Have you ever felt a responsibility or a weight from being a voice for the women who choose not to have children?

No. It’s something every woman has to decide for herself.

To the person reading this who has decided to not have children but feels judgment for her decision, what do you say?

It's about believing in yourself and your convictions.

Women tend to know whether they want to have kids. Because I’m child-free, I have friends who are not mothers and I've never heard one child-free woman say that she regrets not having kids. For me, having kids would have been giving in to what society tells women they have to do. So not having kids is being brave. It takes guts to do something different than what everybody else is doing. It gives you a chance to explore so many other aspects of life.

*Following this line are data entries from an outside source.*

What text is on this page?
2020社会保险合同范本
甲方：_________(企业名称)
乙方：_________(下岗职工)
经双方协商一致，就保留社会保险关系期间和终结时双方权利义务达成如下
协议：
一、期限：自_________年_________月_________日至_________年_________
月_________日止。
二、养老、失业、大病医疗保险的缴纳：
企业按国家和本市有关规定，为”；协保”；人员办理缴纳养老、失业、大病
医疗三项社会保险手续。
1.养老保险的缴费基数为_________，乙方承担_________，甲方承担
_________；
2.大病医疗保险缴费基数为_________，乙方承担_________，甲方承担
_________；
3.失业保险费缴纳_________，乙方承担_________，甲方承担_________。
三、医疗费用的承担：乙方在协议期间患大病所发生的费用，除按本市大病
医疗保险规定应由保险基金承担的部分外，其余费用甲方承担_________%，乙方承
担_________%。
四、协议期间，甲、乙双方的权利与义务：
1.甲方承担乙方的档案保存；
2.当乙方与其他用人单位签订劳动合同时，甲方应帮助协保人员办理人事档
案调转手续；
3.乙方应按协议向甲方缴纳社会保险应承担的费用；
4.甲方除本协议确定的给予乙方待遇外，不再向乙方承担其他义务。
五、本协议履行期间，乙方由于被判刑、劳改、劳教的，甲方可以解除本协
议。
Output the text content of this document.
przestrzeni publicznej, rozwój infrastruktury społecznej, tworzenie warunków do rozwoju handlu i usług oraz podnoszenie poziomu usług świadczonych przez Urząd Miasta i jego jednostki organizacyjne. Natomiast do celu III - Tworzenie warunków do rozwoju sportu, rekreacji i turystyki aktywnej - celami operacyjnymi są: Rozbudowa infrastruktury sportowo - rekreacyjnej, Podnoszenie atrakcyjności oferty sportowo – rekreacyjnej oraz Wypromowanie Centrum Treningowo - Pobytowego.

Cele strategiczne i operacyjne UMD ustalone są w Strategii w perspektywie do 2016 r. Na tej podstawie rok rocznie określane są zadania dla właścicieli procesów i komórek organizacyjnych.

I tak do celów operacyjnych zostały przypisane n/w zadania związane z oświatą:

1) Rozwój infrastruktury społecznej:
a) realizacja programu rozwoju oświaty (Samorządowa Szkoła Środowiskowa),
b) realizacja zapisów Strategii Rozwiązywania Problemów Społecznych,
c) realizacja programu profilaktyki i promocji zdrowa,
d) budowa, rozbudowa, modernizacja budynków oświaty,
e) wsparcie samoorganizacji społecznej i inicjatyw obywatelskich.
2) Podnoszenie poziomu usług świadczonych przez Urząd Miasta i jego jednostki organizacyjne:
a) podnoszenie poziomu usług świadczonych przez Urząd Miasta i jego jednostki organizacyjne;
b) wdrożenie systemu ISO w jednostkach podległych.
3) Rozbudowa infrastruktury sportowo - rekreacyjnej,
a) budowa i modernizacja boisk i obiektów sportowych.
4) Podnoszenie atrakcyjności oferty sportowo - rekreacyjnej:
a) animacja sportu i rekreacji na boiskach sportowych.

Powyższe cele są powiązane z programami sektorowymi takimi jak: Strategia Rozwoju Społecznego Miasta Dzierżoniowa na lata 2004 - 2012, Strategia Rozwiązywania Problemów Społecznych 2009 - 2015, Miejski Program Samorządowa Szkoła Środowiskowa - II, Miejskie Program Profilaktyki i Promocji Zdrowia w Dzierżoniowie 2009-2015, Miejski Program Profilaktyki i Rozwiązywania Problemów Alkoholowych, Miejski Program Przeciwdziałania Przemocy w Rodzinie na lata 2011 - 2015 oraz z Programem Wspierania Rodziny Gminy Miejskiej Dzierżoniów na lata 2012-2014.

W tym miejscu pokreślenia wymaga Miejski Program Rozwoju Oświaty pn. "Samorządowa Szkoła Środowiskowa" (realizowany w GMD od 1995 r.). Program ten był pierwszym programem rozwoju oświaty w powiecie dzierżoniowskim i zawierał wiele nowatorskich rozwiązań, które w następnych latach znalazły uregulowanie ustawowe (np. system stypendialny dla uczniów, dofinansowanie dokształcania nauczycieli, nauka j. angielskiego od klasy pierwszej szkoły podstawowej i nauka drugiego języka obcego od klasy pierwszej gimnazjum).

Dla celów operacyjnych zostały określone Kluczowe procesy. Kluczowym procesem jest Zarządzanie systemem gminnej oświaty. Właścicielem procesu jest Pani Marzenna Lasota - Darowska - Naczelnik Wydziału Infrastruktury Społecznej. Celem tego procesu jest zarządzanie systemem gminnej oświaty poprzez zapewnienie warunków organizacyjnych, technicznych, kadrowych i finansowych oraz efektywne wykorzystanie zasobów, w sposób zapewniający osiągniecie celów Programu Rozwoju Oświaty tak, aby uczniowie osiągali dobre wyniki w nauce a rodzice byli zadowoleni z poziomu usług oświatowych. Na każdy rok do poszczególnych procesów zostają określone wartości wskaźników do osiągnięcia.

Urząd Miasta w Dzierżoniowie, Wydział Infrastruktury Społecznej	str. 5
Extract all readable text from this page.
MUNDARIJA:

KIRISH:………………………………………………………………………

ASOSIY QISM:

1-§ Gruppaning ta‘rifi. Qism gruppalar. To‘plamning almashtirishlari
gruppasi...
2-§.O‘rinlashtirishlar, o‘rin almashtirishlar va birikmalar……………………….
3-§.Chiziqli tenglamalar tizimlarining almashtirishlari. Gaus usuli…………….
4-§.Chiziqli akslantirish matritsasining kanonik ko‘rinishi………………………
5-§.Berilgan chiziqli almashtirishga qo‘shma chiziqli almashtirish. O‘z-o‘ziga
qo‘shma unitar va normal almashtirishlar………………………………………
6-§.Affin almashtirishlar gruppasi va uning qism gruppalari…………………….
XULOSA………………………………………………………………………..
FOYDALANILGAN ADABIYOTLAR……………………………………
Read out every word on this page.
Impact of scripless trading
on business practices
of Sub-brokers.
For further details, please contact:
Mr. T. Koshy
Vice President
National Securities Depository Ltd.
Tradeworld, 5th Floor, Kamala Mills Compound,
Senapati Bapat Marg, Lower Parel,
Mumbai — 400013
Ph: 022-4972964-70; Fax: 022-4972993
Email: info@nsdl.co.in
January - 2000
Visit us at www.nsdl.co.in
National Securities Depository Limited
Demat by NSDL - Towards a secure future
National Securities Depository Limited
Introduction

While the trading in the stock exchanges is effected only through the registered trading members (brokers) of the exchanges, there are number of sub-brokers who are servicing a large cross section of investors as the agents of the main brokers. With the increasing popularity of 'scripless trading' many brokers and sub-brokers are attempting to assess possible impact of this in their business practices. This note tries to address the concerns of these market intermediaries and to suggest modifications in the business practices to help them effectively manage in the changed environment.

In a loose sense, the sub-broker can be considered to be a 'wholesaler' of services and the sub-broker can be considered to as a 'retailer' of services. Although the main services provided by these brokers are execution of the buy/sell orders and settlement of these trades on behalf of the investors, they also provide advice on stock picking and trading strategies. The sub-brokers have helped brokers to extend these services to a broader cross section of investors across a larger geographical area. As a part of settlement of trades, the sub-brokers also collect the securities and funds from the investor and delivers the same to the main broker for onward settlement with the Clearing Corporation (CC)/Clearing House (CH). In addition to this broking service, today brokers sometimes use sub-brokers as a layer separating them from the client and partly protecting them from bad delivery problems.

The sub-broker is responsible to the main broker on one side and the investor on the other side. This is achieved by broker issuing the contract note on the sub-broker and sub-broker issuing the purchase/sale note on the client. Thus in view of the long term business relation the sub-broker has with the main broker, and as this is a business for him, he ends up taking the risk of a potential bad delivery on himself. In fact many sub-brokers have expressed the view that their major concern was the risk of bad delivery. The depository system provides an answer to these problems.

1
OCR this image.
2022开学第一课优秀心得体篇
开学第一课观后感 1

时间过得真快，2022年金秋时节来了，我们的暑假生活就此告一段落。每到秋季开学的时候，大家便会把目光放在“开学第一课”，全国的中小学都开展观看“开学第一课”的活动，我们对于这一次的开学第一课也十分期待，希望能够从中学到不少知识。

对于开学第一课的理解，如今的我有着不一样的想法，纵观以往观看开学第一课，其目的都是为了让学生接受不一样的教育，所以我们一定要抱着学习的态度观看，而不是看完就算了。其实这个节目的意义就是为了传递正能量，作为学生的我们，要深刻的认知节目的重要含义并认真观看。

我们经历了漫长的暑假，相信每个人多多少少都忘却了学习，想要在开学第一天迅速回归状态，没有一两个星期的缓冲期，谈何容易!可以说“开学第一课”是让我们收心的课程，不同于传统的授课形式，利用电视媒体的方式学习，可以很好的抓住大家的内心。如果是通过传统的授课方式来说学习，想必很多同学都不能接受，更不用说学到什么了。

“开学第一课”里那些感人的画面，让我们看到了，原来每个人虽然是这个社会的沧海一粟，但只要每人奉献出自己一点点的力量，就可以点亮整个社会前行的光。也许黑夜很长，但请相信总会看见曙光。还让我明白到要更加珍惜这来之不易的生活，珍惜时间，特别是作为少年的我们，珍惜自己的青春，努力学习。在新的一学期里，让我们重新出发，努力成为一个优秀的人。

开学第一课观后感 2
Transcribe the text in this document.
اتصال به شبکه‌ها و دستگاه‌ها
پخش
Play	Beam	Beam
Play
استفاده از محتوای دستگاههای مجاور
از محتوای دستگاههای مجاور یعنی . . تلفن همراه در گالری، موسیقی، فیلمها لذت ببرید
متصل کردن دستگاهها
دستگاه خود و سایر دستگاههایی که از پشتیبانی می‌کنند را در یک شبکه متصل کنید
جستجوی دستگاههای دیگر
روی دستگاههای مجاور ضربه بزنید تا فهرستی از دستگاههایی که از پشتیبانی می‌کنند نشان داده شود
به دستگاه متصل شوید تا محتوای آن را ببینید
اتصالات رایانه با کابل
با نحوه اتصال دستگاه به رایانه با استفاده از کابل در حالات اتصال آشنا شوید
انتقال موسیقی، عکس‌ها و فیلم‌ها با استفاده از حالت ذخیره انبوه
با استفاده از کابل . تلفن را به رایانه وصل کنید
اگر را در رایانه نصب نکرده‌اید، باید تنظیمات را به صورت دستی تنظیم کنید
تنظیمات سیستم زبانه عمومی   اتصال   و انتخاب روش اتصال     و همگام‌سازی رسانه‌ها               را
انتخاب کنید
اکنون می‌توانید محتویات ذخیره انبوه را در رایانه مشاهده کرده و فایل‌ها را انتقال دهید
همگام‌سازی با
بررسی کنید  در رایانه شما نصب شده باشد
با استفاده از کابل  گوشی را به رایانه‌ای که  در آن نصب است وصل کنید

And the fact of the matter is we need both in our society. We need all kinds of people. I feel that we should be rewarding women for not having children and for making contributions in other ways. That is such a radical idea and it's shocking to me that it is a radical idea, but we really should celebrate women for saying, ‘Hey, you know what? I am CEO and guess what? I don't have kids.’ I think that in the future more women will be child-free.